1. The more energy I put into the blog,
the more the readership increases. In other words, I can increase
readership, in both the short and medium term, by putting more energy
into the blog on a regular basis. The half life of any improvement
is several weeks, perhaps. (For this discussion, short term changes in readership is measured in days, medium term in weeks, and long term in months).
2. Inversely, when I am not
contributing actively to the blog, this is clearly reflected in the
statistics particularly in short term hits, but also in the medium and long terms but more slowly.
3. There is also a fine art in
increasing readership on top of the above "hard work is
rewarded" meme, and that involves how one structures posts to be
found by search engines and the extent to which I promote some of the
posts in social media. If the goal of this blog was to demonstrate
a large readership, there is a vast number of details and things that
one can do to help people find the blog that are ethical. There are
also unethical ones, which lots of people use but I find obnoxious.
4. Some posts become perennial
favorites and generate a large percentage of the total usage. It is
interesting and surprising to see which ones these are. Some may be
by accident (e.g. "Bin Laden" in the title getting a hit on
a search engine) but some are not. Some of my favorite posts are
completely ignored.
5. The theory that a blog has to reach
a critical mass of content before it finds its stable readership is
not contradicted by the data. I figure I am roughly two years at
least from basic critical mass. I think that there is some luck
involved here as well. In other words, a post may have to go viral in order to introduce the blog to a larger group of people, some of whom may become regular or occasional readers. I also suspect that critical mass will require paying serious attention to the issues discussed in point 3 above. Global Wahrman is intended to be eclectic, whatever its long term readership may be, it is unlikely to be a mass market blog.

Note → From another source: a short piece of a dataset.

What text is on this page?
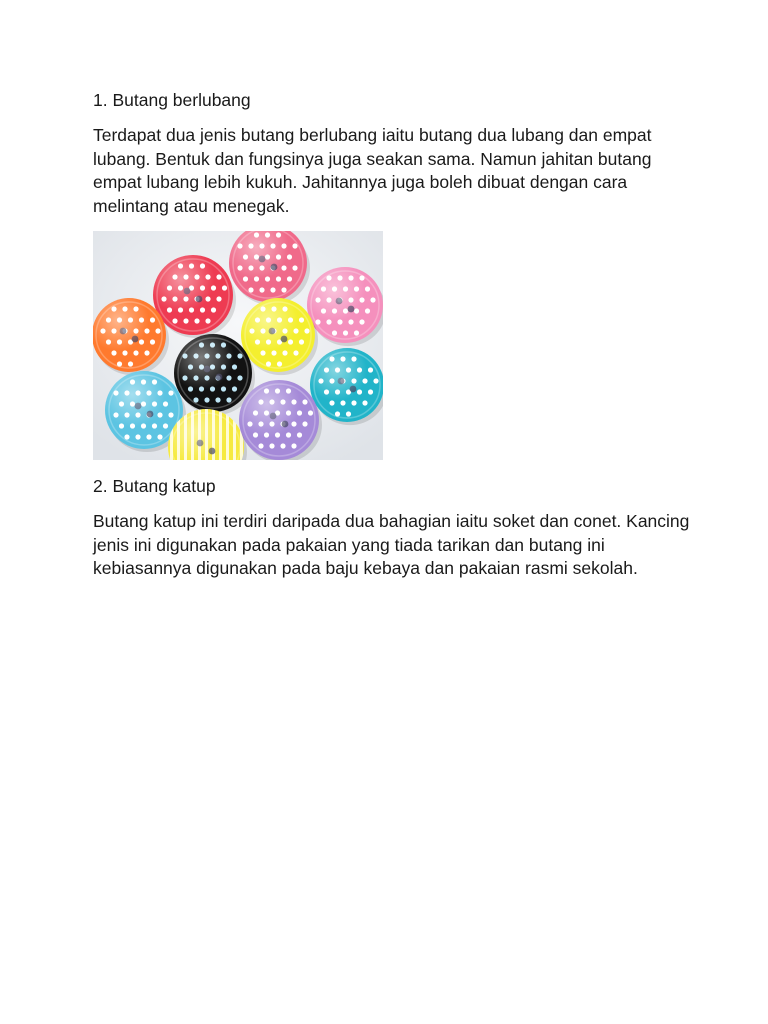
1. Butang berlubang

Terdapat dua jenis butang berlubang iaitu butang dua lubang dan empat lubang. Bentuk dan fungsinya juga seakan sama. Namun jahitan butang empat lubang lebih kukuh. Jahitannya juga boleh dibuat dengan cara melintang atau menegak.

2. Butang katup

Butang katup ini terdiri daripada dua bahagian iaitu soket dan conet. Kancing jenis ini digunakan pada pakaian yang tiada tarikan dan butang ini kebiasannya digunakan pada baju kebaya dan pakaian rasmi sekolah.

6. Understanding the statistics
requires work. They are not well documented and there are default
options that need to be changed to get rational numbers. Basically
all defaults are set to generate the largest possible numbers, e.g.
counting your own page hits on your website and counting someone
reading 10 pages as 10 different users. One must penetrate the incredibly badly documented blogspot/blogger infrastructure and change the settings or the numbers will just be inflated or wrong.
7. Underlying all statistics is a
constant murmer of fraud and crime from Eastern Europe, Russia, China
and India. Occassionally also Brazil. In other words, the BRIC
countries. There is some theory in the blog forums that what the
criminals are doing is getting paid for every page hit that they
stimulate on certain web sites. Why anyone would pay them for that
I do not know, but that is the theory.
8. The post about "repressed lust
of CIA analysts" generated the most traffic on a single day in the history of Global Wahrman. In other words, "sex sells" just as we have been told.